Another Chinese product using potentially substandard ingredients has slipped through the regulatory cracks into the U.S.

Westminster Pharmaceuticals is recalling all lots of its thyroid drugs levothyroxine and liothyronine in five dose forms because they were made with an API from China’s Sichuan Friendly Pharmaceutical.

The FDA banned all products made by Sichuan Friendly in March after an inspection found big problems at the manufacturing plant of the Chinese company. Westminster in its voluntary recall said its had used the API to make the thyroid medication before the FDA had put the ban in place. It said no adverse reactions have been reported from the drugs, but it is recalling them because they are used in the treatment of serious medical conditions

The FDA issued a warning letter to the plant in June after an inspection last year found problems at the company’s plant at Neijiang, Sichuan. Inspectors found the plant had no data to support the shelf life labeled on the company's APIs. They also said the Sichuan Friendly facility did not test for residual solvent levels in its intermediate or finished API batches to determine whether results fell within acceptable levels.

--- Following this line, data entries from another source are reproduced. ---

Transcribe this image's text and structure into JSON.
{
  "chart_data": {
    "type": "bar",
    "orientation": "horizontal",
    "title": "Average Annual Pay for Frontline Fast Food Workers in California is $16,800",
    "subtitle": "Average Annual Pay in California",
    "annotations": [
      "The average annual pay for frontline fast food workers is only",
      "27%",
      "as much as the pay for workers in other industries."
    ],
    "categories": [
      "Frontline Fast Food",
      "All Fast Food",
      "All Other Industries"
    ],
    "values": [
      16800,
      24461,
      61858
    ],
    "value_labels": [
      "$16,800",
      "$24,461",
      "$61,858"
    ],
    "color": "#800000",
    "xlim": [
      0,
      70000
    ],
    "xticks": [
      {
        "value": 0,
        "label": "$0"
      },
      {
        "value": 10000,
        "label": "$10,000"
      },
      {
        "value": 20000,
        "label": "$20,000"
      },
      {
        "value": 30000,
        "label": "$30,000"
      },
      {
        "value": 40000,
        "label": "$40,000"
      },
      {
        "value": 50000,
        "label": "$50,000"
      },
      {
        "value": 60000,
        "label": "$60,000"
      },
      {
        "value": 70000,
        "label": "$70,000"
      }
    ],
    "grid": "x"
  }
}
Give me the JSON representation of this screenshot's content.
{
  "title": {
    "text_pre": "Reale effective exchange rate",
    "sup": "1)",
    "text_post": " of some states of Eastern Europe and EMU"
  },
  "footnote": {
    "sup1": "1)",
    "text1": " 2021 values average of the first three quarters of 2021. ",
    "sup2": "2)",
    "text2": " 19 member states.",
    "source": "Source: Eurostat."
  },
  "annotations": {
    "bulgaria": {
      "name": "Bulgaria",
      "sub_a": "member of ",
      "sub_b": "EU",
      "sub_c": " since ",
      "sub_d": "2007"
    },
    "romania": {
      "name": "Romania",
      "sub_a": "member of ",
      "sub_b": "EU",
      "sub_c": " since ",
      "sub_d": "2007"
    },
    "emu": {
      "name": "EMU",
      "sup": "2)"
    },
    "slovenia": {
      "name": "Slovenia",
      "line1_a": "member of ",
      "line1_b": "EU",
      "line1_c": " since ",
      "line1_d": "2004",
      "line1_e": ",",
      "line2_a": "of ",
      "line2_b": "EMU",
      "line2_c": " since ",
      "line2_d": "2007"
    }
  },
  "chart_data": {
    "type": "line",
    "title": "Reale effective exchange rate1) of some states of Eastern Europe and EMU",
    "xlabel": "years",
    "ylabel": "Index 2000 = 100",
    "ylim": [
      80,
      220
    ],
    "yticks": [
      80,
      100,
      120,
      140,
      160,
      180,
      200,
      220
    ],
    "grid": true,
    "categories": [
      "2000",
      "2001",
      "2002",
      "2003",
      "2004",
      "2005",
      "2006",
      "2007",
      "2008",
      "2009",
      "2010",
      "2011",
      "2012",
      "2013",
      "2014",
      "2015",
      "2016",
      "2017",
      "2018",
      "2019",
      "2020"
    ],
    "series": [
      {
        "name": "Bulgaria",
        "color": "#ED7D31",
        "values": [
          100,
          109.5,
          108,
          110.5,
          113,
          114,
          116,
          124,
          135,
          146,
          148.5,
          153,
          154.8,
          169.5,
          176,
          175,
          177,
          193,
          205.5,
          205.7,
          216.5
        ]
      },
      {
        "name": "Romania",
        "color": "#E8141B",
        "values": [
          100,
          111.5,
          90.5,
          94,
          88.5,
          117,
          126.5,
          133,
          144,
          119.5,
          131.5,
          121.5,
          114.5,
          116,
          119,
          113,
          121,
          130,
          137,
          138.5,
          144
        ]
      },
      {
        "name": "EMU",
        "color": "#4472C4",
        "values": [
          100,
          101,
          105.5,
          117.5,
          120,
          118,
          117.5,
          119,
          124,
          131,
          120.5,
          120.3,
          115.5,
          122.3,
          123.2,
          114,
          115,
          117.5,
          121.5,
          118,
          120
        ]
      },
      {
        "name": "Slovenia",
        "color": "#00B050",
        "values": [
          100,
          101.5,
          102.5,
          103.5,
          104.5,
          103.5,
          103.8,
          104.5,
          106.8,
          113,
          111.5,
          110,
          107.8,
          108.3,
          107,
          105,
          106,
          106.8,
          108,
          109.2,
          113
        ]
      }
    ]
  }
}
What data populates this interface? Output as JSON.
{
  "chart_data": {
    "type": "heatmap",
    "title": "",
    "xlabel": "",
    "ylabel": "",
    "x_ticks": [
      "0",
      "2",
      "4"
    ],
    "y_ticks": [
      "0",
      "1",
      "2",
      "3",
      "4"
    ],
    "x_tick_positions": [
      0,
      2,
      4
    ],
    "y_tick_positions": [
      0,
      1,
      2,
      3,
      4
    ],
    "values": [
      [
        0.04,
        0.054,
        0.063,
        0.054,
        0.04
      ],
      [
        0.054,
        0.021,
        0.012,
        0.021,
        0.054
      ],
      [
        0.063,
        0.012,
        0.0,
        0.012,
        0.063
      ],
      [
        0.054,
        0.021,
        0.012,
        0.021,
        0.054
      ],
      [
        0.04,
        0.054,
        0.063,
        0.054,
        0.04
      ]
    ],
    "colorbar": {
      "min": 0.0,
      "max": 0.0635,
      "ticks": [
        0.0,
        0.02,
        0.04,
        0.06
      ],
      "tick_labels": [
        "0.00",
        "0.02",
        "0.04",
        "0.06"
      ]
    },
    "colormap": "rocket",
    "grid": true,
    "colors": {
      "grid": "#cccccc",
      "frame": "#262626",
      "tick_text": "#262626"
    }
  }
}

The recall comes amid another global recall of products made with the API valsartan from a Chinese drugmaker. Zhejiang Huahai Pharmaceutical set off a global recall after it informed global regulators last month that it had discovered the suspected cancer-causing impurity N-nitrosodimethylamine in its valsartan API after changing its manufacturing pr0ocess. The FDA recently said it investigation found the tainted products may have been on the market for as long as four years.

RELATED: FDA found big problems a year ago at Chinese plant now recalling tainted valsartan

The FDA actually inspected the Huahai plant in 2016 and again last year. Form 483s indicate the plant had little regard for quality control and blamed out-of-specification test results on “ghost peaks,” lab errors and environmental pollution.

It repeatedly reanalyzed API batches to achieve passing results, even when tests showed a “large differential,” then shipped them to the U.S. without ever investigating why the out-of-spec results occurred in the first place.